The variables selected for the model fit the expectations of the skilled clinician. The model was developed to assist physicians- we hope for feedback from medical practice.
This "prognostic model" seems to be worthwhile to be tested in clinical practice. There is a minority of women that would need additional genetic testing, intense counseling, suggestions for risk reduction (if possible), and efforts to prevent avoidable risk situations (e.g. treatment with OCs or hormones) or to take other appropriate preventive measures in situation of an acute risk (immobilization, surgery, long-haul flights and others), e.g. compression stockings/ heparin. Several other options to reduce the VTE risk profile are principally available, but sometimes not easy to achieve (e.g. reduction of BMI). Prevention of VTE in medical practice can be improved if the main risk factors are known (importance to document medical history and established risk factors), but also knowledge of their relative importance in the risk-network as well as of interactions with environmental factors. The predictive models discussed in this paper may assist doctors to pay particular attention to labeling prior to prescription (e.g. oral contraceptives or hormones) and to use convincing evidence-based data when counseling women of a predicted higher risk.
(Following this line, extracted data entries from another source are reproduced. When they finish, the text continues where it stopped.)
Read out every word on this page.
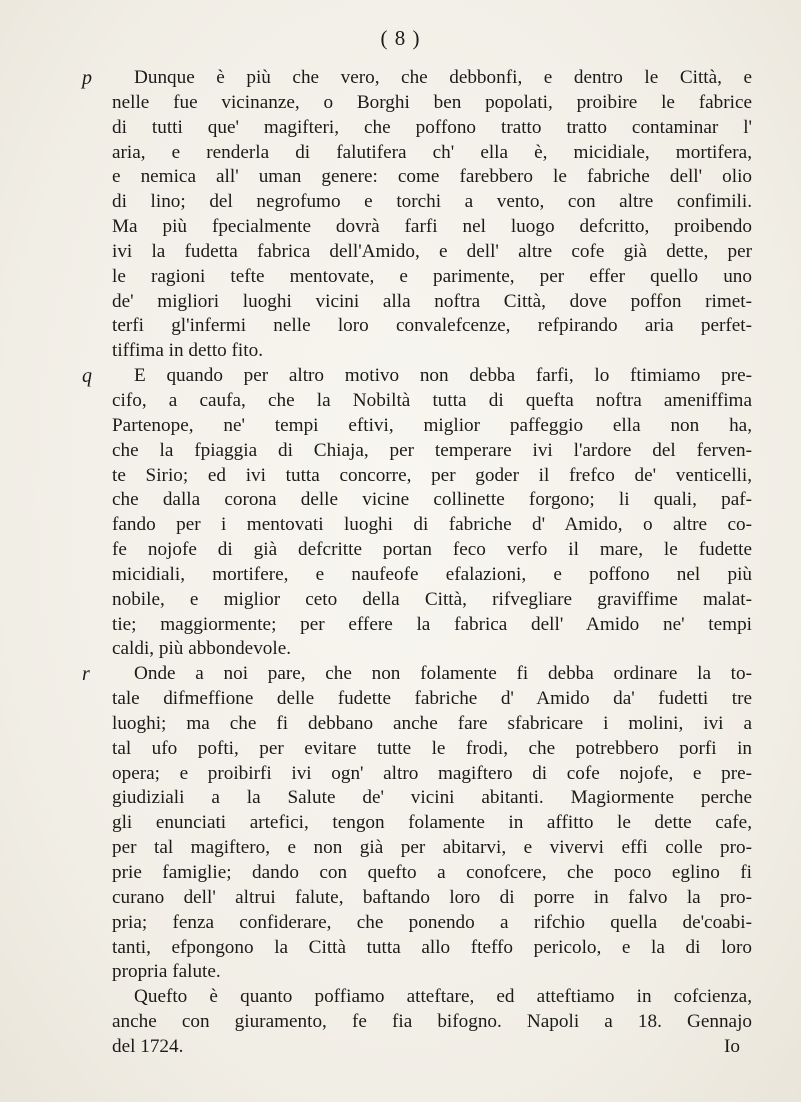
( 8 )
Dunque è più che vero, che debbonfi, e dentro le Città, e
nelle fue vicinanze, o Borghi ben popolati, proibire le fabrice
di tutti que' magifteri, che poffono tratto tratto contaminar l'
aria, e renderla di falutifera ch' ella è, micidiale, mortifera,
e nemica all' uman genere: come farebbero le fabriche dell' olio
di lino; del negrofumo e torchi a vento, con altre confimili.
Ma più fpecialmente dovrà farfi nel luogo defcritto, proibendo
ivi la fudetta fabrica dell'Amido, e dell' altre cofe già dette, per
le ragioni tefte mentovate, e parimente, per effer quello uno
de' migliori luoghi vicini alla noftra Città, dove poffon rimet-
terfi gl'infermi nelle loro convalefcenze, refpirando aria perfet-
tiffima in detto fito.
p
E quando per altro motivo non debba farfi, lo ftimiamo pre-
cifo, a caufa, che la Nobiltà tutta di quefta noftra ameniffima
Partenope, ne' tempi eftivi, miglior paffeggio ella non ha,
che la fpiaggia di Chiaja, per temperare ivi l'ardore del ferven-
te Sirio; ed ivi tutta concorre, per goder il frefco de' venticelli,
che dalla corona delle vicine collinette forgono; li quali, paf-
fando per i mentovati luoghi di fabriche d' Amido, o altre co-
fe nojofe di già defcritte portan feco verfo il mare, le fudette
micidiali, mortifere, e naufeofe efalazioni, e poffono nel più
nobile, e miglior ceto della Città, rifvegliare graviffime malat-
tie; maggiormente; per effere la fabrica dell' Amido ne' tempi
caldi, più abbondevole.
q
Onde a noi pare, che non folamente fi debba ordinare la to-
tale difmeffione delle fudette fabriche d' Amido da' fudetti tre
luoghi; ma che fi debbano anche fare sfabricare i molini, ivi a
tal ufo pofti, per evitare tutte le frodi, che potrebbero porfi in
opera; e proibirfi ivi ogn' altro magiftero di cofe nojofe, e pre-
giudiziali a la Salute de' vicini abitanti. Magiormente perche
gli enunciati artefici, tengon folamente in affitto le dette cafe,
per tal magiftero, e non già per abitarvi, e vivervi effi colle pro-
prie famiglie; dando con quefto a conofcere, che poco eglino fi
curano dell' altrui falute, baftando loro di porre in falvo la pro-
pria; fenza confiderare, che ponendo a rifchio quella de'coabi-
tanti, efpongono la Città tutta allo fteffo pericolo, e la di loro
propria falute.
r
Quefto è quanto poffiamo atteftare, ed atteftiamo in cofcienza,
anche con giuramento, fe fia bifogno. Napoli a 18. Gennajo
del 1724.	Io
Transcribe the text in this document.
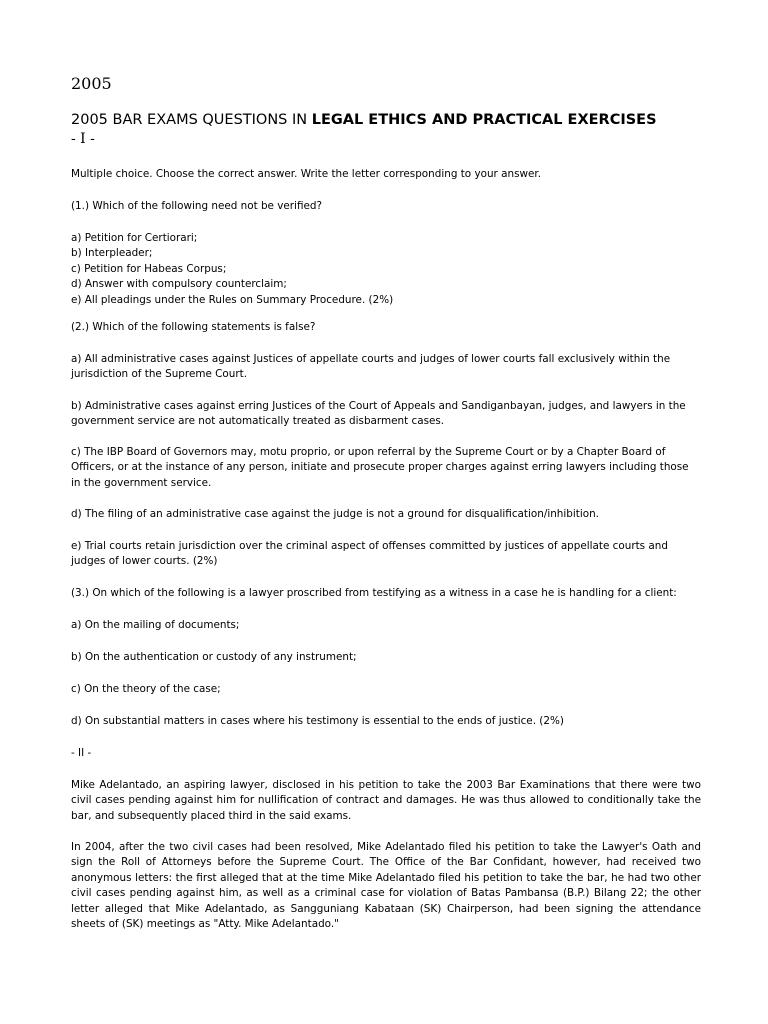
2005
2005 BAR EXAMS QUESTIONS IN LEGAL ETHICS AND PRACTICAL EXERCISES

- I -

Multiple choice. Choose the correct answer. Write the letter corresponding to your answer.

(1.) Which of the following need not be verified?

a) Petition for Certiorari;
b) Interpleader;
c) Petition for Habeas Corpus;
d) Answer with compulsory counterclaim;
e) All pleadings under the Rules on Summary Procedure. (2%)

(2.) Which of the following statements is false?

a) All administrative cases against Justices of appellate courts and judges of lower courts fall exclusively within the jurisdiction of the Supreme Court.

b) Administrative cases against erring Justices of the Court of Appeals and Sandiganbayan, judges, and lawyers in the government service are not automatically treated as disbarment cases.

c) The IBP Board of Governors may, motu proprio, or upon referral by the Supreme Court or by a Chapter Board of Officers, or at the instance of any person, initiate and prosecute proper charges against erring lawyers including those in the government service.

d) The filing of an administrative case against the judge is not a ground for disqualification/inhibition.

e) Trial courts retain jurisdiction over the criminal aspect of offenses committed by justices of appellate courts and judges of lower courts. (2%)

(3.) On which of the following is a lawyer proscribed from testifying as a witness in a case he is handling for a client:

a) On the mailing of documents;

b) On the authentication or custody of any instrument;

c) On the theory of the case;

d) On substantial matters in cases where his testimony is essential to the ends of justice. (2%)

- II -

Mike Adelantado, an aspiring lawyer, disclosed in his petition to take the 2003 Bar Examinations that there were two civil cases pending against him for nullification of contract and damages. He was thus allowed to conditionally take the bar, and subsequently placed third in the said exams.

In 2004, after the two civil cases had been resolved, Mike Adelantado filed his petition to take the Lawyer's Oath and sign the Roll of Attorneys before the Supreme Court. The Office of the Bar Confidant, however, had received two anonymous letters: the first alleged that at the time Mike Adelantado filed his petition to take the bar, he had two other civil cases pending against him, as well as a criminal case for violation of Batas Pambansa (B.P.) Bilang 22; the other letter alleged that Mike Adelantado, as Sangguniang Kabataan (SK) Chairperson, had been signing the attendance sheets of (SK) meetings as "Atty. Mike Adelantado."
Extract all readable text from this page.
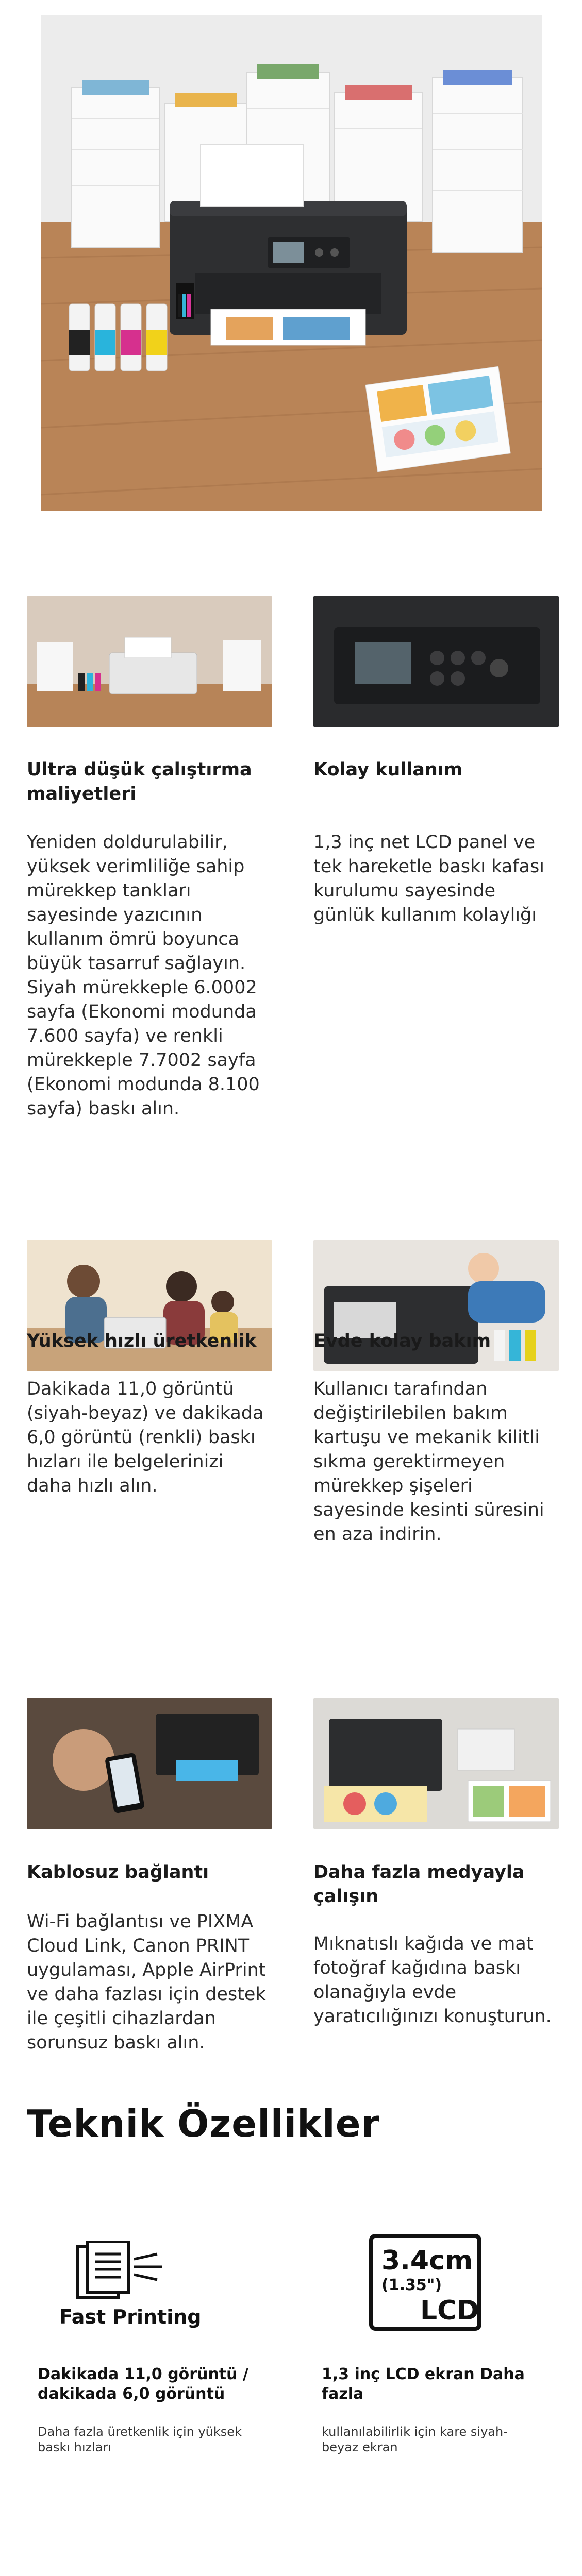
Ultra düşük çalıştırma maliyetleri
Yeniden doldurulabilir, yüksek verimliliğe sahip mürekkep tankları sayesinde yazıcının kullanım ömrü boyunca büyük tasarruf sağlayın. Siyah mürekkeple 6.0002 sayfa (Ekonomi modunda 7.600 sayfa) ve renkli mürekkeple 7.7002 sayfa (Ekonomi modunda 8.100 sayfa) baskı alın.
Kolay kullanım
1,3 inç net LCD panel ve tek hareketle baskı kafası kurulumu sayesinde günlük kullanım kolaylığı
Yüksek hızlı üretkenlik
Dakikada 11,0 görüntü (siyah-beyaz) ve dakikada 6,0 görüntü (renkli) baskı hızları ile belgelerinizi daha hızlı alın.
Evde kolay bakım
Kullanıcı tarafından değiştirilebilen bakım kartuşu ve mekanik kilitli sıkma gerektirmeyen mürekkep şişeleri sayesinde kesinti süresini en aza indirin.
Kablosuz bağlantı
Wi-Fi bağlantısı ve PIXMA Cloud Link, Canon PRINT uygulaması, Apple AirPrint ve daha fazlası için destek ile çeşitli cihazlardan sorunsuz baskı alın.
Daha fazla medyayla çalışın
Mıknatıslı kağıda ve mat fotoğraf kağıdına baskı olanağıyla evde yaratıcılığınızı konuşturun.
Teknik Özellikler
Fast Printing
Dakikada 11,0 görüntü / dakikada 6,0 görüntü
Daha fazla üretkenlik için yüksek baskı hızları
3.4cm
(1.35")
LCD
1,3 inç LCD ekran Daha fazla
kullanılabilirlik için kare siyah-beyaz ekran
We abstained – at the current stage – from the temptation to use a complex equation to calculate an apparently exact risk for the individual person (e.g., using a "risk calculator") because it suggests inadequate accuracy and we rather prefer to provide a very simple scheme that can be handled during routine work. Moreover, we are planning a validation of this model in an independent cohort study, as the first step the part related to clinical risk factors.
Our prognostic tool – containing clinical information (and if available also genetic data) – seems to be worthwhile testing in medical practice in order to confirm or refute the positive findings of this study. Our cohort study will be continued to include more VTE cases and to increase predictive value of the model.
We thank Professor Dr. L. Will-Shahab for the external medical review of all suspected VTE cases. We also thank Sabine Möhner for executing the follow-up over the years, and Andrea Dick for their work with the blood samples and determination of lab data.